Personal information
- Born: 22 December 2002 (age 23) Harare, Zimbabwe
- Listed height: 6 ft 4 in (1.93 m)
- Listed weight: 222 lb (101 kg)

Career information
- High school: St Stithians College (Johannesburg, South Africa)
- NFL draft: 2025: undrafted

Career history
- Washington Commanders (2025–2026);

Career NFL statistics as of 2025
- Tackles: 1
- Stats at Pro Football Reference

Other information
- Rugby player

Rugby union career
- Position: Wing

Senior career
- Years: Team / Apps / (Points)
- 2020–2021: Golden Lions / 0 / (0)
- 2021–2024: Clermont Auvergne / 1 / (0)

= T. J. Maguranyanga =

Zimbabwean athlete (born 2002)

Thabani Jehiel Maguranyanga (born 22 December 2002) is a Zimbabwean professional athlete. Maguranyanga played rugby union as a wing for ASM Clermont Auvergne in the French Top 14 league and American football as a defensive end as part of the International Player Pathway program for the Washington Commanders of the National Football League (NFL).

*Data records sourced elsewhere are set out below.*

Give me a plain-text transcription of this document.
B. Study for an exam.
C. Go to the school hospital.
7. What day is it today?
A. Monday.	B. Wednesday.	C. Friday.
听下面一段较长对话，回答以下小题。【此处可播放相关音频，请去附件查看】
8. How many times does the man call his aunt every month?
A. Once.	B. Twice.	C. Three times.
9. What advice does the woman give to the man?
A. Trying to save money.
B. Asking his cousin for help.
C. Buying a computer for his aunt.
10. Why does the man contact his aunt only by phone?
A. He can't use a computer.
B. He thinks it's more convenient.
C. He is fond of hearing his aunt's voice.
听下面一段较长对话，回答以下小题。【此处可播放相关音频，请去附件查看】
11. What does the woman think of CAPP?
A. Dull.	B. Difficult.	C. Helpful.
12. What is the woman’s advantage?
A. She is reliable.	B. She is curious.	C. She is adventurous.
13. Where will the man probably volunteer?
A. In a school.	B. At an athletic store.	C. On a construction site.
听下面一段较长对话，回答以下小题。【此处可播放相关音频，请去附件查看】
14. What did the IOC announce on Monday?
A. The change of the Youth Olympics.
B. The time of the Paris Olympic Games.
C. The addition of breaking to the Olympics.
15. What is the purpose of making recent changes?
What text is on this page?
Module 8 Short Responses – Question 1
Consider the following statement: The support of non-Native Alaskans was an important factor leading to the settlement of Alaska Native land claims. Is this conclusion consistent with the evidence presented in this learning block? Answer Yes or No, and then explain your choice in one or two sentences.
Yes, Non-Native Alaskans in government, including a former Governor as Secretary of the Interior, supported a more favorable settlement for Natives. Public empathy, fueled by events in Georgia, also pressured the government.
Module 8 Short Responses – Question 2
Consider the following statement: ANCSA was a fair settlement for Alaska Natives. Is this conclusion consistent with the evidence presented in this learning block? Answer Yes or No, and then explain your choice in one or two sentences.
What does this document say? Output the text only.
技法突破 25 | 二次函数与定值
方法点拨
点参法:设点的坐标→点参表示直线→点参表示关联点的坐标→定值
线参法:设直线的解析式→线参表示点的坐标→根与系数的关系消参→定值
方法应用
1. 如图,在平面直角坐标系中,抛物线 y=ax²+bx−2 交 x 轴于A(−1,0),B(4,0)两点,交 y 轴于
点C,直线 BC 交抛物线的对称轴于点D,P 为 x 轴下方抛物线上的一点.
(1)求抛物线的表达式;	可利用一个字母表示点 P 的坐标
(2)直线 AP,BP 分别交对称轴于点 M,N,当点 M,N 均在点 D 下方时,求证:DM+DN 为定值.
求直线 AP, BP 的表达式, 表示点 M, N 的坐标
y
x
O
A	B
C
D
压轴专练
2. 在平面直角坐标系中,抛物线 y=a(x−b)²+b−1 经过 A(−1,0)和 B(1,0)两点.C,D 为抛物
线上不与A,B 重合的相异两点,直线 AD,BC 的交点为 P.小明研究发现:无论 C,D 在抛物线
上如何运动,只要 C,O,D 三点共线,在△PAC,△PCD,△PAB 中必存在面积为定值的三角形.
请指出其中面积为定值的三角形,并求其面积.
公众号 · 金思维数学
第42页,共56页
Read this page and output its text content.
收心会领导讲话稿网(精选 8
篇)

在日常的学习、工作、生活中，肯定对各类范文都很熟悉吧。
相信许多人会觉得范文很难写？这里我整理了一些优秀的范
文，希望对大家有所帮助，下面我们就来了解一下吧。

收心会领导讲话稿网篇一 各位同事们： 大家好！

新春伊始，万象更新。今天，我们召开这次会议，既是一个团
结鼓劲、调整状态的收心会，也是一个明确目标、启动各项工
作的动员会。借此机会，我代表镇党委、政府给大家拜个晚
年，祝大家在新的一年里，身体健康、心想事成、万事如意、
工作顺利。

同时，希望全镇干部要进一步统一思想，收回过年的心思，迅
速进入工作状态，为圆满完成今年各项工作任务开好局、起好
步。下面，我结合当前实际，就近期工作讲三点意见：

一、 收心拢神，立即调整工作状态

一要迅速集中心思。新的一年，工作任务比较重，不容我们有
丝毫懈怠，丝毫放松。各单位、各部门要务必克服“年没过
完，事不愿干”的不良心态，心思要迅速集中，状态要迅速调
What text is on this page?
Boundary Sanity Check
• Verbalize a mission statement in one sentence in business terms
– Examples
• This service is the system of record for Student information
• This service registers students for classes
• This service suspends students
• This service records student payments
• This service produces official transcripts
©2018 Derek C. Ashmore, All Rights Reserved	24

== Early life and rugby union career ==
Maguranyanga was born on 22 December 2002 in Harare, Zimbabwe. He attended St Stithians College in Johannesburg, South Africa. Maguranyanga represented Zimbabwe at the Under-13 Craven Week in 2015. He went on to represent the Golden Lions at national youth competitions, playing in the Under-16 Grant Khomo Week in 2018 and Under-18 Craven Week in 2019. In 2019 he represented Zimbabwe Under-18 Sevens side at the Capricorn Group International Junior Sevens Tournament in Windhoek, Namibia. He was selected as a team captain in 2020.

== American football ==
Maguranyanga joined the National Football League (NFL)'s International Player Pathway (IPP) program in December 2024, signing with the Washington Commanders on April 3, 2025. He was waived on August 26, and signed with their practice squad the following day. Maguranyanga signed a reserve/futures contract with the Commanders on January 5, 2026, and remained under IPP eligibility.

On August 30, 2026, Maguranyanga was waived/injured and placed on injured reserve the next day after clearing waivers. He was released with an injury settlement on September 4, 2026.